La douleur l’avait engourdi et il ne sentait plus ses membres ni sa tête, il ne sentait que sa blessure, la plaie profonde qui lui fouillait le ventre.

Pas un instant il n’avait perdu connaissance, et, cependant, les heures avaient passé plus vite que s’il avait vraiment veillé. Maintenant que sa pensée se dégageait de cette anesthésie, il commençait à se sentir souffrir. La première idée qui lui vint le frappa rudement, en pleine poitrine : « Est-ce que les brancardiers vont venir ? »

L’angoisse le saisit, et il se redressa à demi, pour regarder. Mais la douleur, brutalement, le recoucha.

Est-ce que les brancardiers allaient venir ?… Oui, certainement, quand la nuit serait tout à fait tombée. Mais s’ils ne venaient pas ? Une noire horreur obscurcit son cerveau, et il resta un moment immobile, comme terrassé, et presque sans souffrance. Puis il rouvrit les yeux.

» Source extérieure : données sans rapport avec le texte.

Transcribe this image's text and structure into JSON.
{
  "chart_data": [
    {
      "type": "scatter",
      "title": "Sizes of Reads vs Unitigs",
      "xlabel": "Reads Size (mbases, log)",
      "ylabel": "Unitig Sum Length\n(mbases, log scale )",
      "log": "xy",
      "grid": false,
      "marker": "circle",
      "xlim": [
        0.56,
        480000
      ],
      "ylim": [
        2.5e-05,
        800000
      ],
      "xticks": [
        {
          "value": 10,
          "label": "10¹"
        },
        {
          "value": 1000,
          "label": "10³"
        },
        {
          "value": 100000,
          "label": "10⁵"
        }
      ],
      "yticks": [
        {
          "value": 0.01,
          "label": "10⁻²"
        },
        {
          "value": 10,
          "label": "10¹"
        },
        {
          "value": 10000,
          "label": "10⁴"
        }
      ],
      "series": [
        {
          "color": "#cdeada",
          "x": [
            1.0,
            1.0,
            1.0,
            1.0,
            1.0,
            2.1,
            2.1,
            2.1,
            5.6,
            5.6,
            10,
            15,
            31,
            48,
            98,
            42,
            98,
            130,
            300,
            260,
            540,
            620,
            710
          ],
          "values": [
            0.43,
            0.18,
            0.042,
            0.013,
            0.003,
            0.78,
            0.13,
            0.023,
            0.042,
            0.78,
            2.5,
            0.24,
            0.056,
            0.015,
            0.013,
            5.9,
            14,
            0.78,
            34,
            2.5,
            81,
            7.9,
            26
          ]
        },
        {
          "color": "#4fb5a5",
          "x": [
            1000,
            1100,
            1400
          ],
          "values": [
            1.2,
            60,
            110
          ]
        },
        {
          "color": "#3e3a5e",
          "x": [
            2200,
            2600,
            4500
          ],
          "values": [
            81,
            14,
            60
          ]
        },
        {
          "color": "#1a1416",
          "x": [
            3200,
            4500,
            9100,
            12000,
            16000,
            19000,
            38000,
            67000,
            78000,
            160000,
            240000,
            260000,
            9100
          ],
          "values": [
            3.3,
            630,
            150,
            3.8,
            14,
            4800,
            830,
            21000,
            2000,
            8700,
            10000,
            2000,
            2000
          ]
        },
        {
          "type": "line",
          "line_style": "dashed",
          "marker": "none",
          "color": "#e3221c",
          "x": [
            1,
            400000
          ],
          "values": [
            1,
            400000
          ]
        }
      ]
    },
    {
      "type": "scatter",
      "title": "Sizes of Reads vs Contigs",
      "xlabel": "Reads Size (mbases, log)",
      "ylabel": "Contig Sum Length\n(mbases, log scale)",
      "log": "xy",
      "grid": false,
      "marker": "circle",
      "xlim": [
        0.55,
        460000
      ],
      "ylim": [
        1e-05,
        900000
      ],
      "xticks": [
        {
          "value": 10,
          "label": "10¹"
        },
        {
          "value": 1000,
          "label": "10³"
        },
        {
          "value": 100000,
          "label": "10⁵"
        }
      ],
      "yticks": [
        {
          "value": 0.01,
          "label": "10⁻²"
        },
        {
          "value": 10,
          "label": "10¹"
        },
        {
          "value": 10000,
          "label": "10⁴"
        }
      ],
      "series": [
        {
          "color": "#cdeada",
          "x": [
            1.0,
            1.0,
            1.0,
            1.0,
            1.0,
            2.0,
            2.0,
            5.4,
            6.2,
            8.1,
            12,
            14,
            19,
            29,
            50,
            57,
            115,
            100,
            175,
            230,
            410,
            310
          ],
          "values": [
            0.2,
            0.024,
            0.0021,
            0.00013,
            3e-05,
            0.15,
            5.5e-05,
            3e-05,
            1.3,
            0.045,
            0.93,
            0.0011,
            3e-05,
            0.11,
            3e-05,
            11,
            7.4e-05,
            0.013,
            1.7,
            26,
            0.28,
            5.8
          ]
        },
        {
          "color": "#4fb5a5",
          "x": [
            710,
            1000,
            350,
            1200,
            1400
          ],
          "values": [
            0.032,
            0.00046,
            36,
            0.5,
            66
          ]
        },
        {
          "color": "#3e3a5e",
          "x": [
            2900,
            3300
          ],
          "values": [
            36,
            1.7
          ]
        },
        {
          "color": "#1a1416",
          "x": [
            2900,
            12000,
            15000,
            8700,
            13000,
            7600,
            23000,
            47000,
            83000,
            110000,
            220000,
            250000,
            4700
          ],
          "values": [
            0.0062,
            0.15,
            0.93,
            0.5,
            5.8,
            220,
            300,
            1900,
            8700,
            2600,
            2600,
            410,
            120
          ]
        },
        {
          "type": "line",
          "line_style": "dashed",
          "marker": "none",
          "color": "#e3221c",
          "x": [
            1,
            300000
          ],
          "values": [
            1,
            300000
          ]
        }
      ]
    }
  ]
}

Le crépuscule attristait encore ce bois tragique dont tous les arbres étaient nus comme des montants de croix. À quelques pas un soldat était tombé, le corps en boule, et l’on apercevait le blanc de sa chemise, sous sa capote ouverte, comme s’il avait cherché sa blessure avant de mourir. Un autre plus loin, semblait faire la sieste, adossé à un tronc rogné, la tête courbée sur l’épaule. Et ce pan d’étoffe bleue, en était-ce encore un ? Oui, encore…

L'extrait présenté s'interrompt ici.